PRIVATE coaching is unlikely to boost prospective medical students’ chances of being accepted into medical programs, say researchers who warn that students may be wasting their time and money on coaching.
In a short research report published this week in the MJA
, researchers evaluated the results of applicants to Western Sydney University in 2014. (1)
They found no statistical difference between coached (n = 122) and non-coached (n = 222) interviewees on any of the three Undergraduate Medical and Health Sciences Admissions Test (UMAT) scores or Multiple Mini Interview scores.
Although the coached group had higher academic university entrance ranking (ATAR) scores, they were no more likely to be accepted into the medical program than students who had not been coached.

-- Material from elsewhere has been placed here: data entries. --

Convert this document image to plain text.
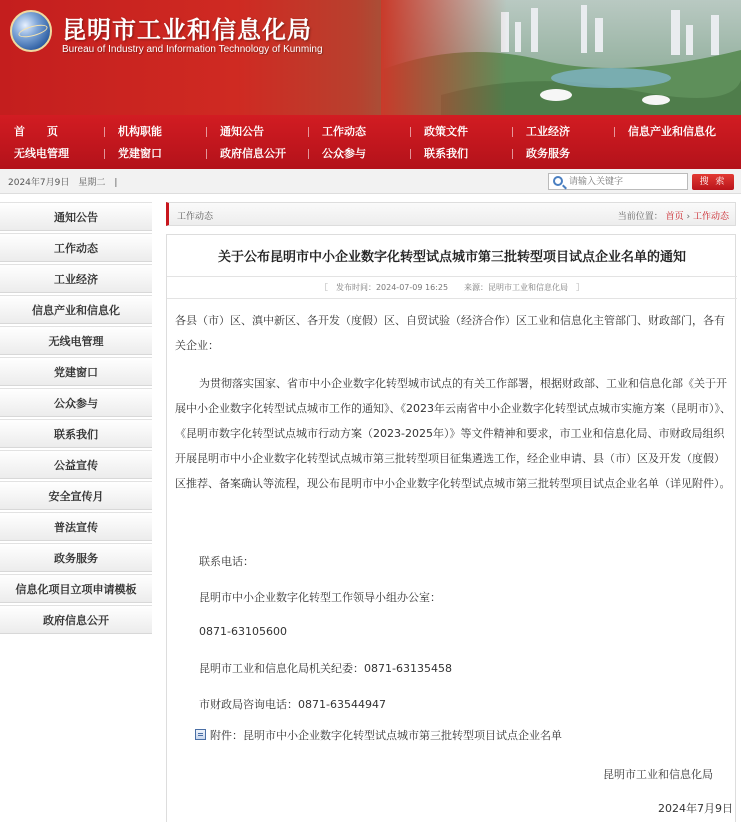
昆明市工业和信息化局
Bureau of Industry and Information Technology of Kunming
首　　页	机构职能	通知公告	工作动态	政策文件	工业经济	信息产业和信息化
无线电管理	党建窗口	政府信息公开	公众参与	联系我们	政务服务
2024年7月9日　星期二　|
请输入关键字	搜 索
通知公告
工作动态
工业经济
信息产业和信息化
无线电管理
党建窗口
公众参与
联系我们
公益宣传
安全宣传月
普法宣传
政务服务
信息化项目立项申请模板
政府信息公开
工作动态	当前位置： 首页 › 工作动态
关于公布昆明市中小企业数字化转型试点城市第三批转型项目试点企业名单的通知
［　发布时间：2024-07-09 16:25　　来源：昆明市工业和信息化局　］
各县（市）区、滇中新区、各开发（度假）区、自贸试验（经济合作）区工业和信息化主管部门、财政部门，各有关企业：
为贯彻落实国家、省市中小企业数字化转型城市试点的有关工作部署，根据财政部、工业和信息化部《关于开展中小企业数字化转型试点城市工作的通知》、《2023年云南省中小企业数字化转型试点城市实施方案（昆明市）》、《昆明市数字化转型试点城市行动方案（2023-2025年）》等文件精神和要求，市工业和信息化局、市财政局组织开展昆明市中小企业数字化转型试点城市第三批转型项目征集遴选工作，经企业申请、县（市）区及开发（度假）区推荐、备案确认等流程，现公布昆明市中小企业数字化转型试点城市第三批转型项目试点企业名单（详见附件）。
联系电话：
昆明市中小企业数字化转型工作领导小组办公室：
0871-63105600
昆明市工业和信息化局机关纪委：0871-63135458
市财政局咨询电话：0871-63544947
附件：昆明市中小企业数字化转型试点城市第三批转型项目试点企业名单
昆明市工业和信息化局
2024年7月9日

“Applicants who are likely to be shortlisted for interviews and yet feel the need for UMAT coaching may be less confident in their own ability or more susceptible to industry advertising — but the time and money spent on commercial coaching appears to be misdirected”, the researchers wrote.
Professor Richard Murray, dean of medicine and dentistry at James Cook University, said the findings provided some reassurance that those who wanted to “play by the rules” would not be disadvantaged.
“Debunking the myth that expensive private coaching will help [prospective students] on an admission test is important for the integrity of the selection process and for the wallets of prospective students and parents”, said Professor Murray, who is also vice-president of Medical Deans Australia and New Zealand.
“The industry being created around trying to gain entry [to medical programs] is not only inherently unfair — because it attempts to tip the scales towards those with resources — but it also doesn’t work.”
Lead author of the MJA article Associate Professor Barbara Griffin, director of organisational psychology at Macquarie University, said the coaching industry had made strong claims about its outcomes, but these findings added to evidence that coaching was largely ineffective.
“Universities would now be fairly comfortable that students are not being advantaged by doing coaching”, Professor Griffin told MJA InSight.
She said evidence of poorer academic performance among medical students who had been coached for UMAT compared with those who had not been coached indicated that any increase in scores due to coaching did not represent true ability, but “test wiseness”. This had, in part, prompted Western Sydney University to devise a metric to reduce the proportion of coached students being put forward for interviews.
Professor Griffin said this had seen the proportion of coached students being invited to interview at the university drop from 51.4% in 2008 to 35.5% in 2014.
She said students who performed well across all areas of UMAT had an equal chance of being selected for interview, whether or not they had been coached. “Research suggests, over a number of studies, that if someone does very well across all aspects of the UMAT then their performance is most unlikely to be due to coaching.”
James Lawler, president of the Australian Medical Students’ Association, said the research sent a clear message to prospective students that there was “little to no” benefit in seeking out commercial coaching.
“The lack of evidence for the effectiveness of these coaching courses means that the only winners are the business owners who are selling them”, he said.
Mr Lawler said coaching towards a test discounted other important attributes required in medical practice, such as emotional intelligence.
“With the vast number of students trying to gain entry to medicine, UMAT has a place in screening applicants”, Mr Lawler said. “But universities should focus more on their own interview processes and other procedures to find the best candidates for their degree than on UMAT.”
Professor Murray said the findings had a broader significance as medical schools developed innovative ways to select students who more closely reflected the community.
“If we have an admission process that overwhelmingly favours the sons and daughters of an affluent elite who are predominantly based in large cities — as we have done in the past — then we should not be surprised that the choices graduates make are not necessarily aligned to priority community needs”, he said.
“This is publicly funded medical education and it has to be administered in ways that are fair and transparent. It isn’t only about narrow forms of scholastic achievement or performance on tests; it has to be a broader metric.”